Любую дорогу можно преодолеть. Даже ту, что, кажется, ведет в никуда. Но у нее просто нет сил. И не хочется ни на что надеяться. Она знает, что никогда ей не быть женой, матерью. Никогда не узнать любви. Это давно оплакано и забыто. Смочь бы уйти. Просто уйти, чтобы никогда не видеть, никого не знать, чтобы никто не лез в душу, ни о чем не спрашивал, просто не замечали бы ее, и все.
1
Внезапно словно вихрь ворвался в сонный вагон: из тамбура заструились, шурша юбками, цыганки, и одна, столкнувшись на долю секунды глаза в глаза с мечтающей об уходе женщиной, вдруг сунула ей под бок сверточек: держи, милая, нам уж не иметь, а тебе пригодится. Милицейский топот через незначительный интервал, ей ли не знать тяжелую эту поступь. Но глаза ее закрыты: «Ничего не вижу, ничего не слышу». Скрежет колес, кто-то рванул стоп-кран. Упорхнули пестрые вольные птицы? Да. Вот только одну тянет за собой преследователь.
– Отпусти, гражданин начальник. За что? Видишь, нету у меня ничего, отпусти.
– Там разберутся, – обещает страж порядка и тянет пленницу назад по узкому проходу, сквозь любопытные взгляды.
Женщина украдкой пытается понять: ее ли цыганку взяли? Нет, не она. Эта совсем молоденькая, с животом, вот и попалась. Или ее специально оставили? Во спасение остальных. У этой не найдут ничего, похнычет она, похнычет, помаячит своим животом, надоест: «Ладно, иди, и смотри, больше не попадайся…»
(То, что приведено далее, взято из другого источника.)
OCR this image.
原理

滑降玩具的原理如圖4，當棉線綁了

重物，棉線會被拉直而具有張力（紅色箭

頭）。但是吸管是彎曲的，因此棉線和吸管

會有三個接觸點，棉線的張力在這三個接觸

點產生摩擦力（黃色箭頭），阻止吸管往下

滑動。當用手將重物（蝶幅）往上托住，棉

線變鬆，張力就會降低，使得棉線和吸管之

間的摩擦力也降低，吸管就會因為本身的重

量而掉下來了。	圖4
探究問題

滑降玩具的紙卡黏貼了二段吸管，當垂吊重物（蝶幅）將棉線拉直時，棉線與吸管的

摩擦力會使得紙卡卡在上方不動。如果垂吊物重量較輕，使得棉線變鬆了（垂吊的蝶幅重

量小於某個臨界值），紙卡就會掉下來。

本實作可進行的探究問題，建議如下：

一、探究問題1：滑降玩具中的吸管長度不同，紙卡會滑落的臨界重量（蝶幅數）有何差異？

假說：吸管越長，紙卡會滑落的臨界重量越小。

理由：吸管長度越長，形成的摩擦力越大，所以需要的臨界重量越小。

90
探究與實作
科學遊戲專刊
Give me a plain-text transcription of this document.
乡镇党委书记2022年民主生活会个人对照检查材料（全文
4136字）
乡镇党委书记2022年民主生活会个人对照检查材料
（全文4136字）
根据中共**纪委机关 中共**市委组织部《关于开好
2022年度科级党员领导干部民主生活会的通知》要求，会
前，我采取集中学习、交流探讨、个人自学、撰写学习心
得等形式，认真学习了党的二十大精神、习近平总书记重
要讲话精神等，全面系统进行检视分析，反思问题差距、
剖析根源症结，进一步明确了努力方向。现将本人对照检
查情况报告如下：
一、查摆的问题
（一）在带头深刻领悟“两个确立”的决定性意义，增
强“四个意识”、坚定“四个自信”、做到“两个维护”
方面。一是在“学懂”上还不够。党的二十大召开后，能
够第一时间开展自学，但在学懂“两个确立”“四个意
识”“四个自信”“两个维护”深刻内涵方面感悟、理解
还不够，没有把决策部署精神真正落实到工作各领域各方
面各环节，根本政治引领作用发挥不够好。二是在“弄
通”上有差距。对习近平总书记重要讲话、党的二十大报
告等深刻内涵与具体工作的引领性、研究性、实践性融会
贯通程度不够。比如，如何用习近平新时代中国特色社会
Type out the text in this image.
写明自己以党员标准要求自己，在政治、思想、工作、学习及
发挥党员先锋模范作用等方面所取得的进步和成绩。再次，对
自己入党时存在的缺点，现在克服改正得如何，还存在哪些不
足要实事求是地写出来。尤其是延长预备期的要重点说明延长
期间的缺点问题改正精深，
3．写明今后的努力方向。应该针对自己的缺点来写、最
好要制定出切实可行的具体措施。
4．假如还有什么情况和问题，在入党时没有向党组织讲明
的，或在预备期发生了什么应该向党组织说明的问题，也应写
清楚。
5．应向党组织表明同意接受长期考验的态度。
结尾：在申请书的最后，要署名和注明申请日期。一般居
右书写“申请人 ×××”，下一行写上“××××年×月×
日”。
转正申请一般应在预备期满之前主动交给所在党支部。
Поезд снова набирает скорость, и опять она думает: вот будет станция, и я сойду.
Пусть кончится моя дорога. Не надо мне туда, где много людей и кипит смерть, выбирая и выбирая себе добычу из многих. Надо выйти на полустанке и уйти в лес, в тишь.
Поезд мчит и мчит по большой, съедаемой злобой стране. Она уже знает, что сделает. Попросит проводника открыть дверь – тошнит, мол, подышать воздухом хоть минутку хочу. Вещи не возьмет. Пусть уезжает без нее лагерное барахло. Только небольшую сумку с документами и мелочами – такое ни одна женщина ни в одном поезде ни на минуту от себя не отпускает. Она сует в сумку цыганкин сверток. Это подкинула судьба, это знак ее будущего. Что там – пустяки, колоды карт или существенная ценность? Потом посмотрит.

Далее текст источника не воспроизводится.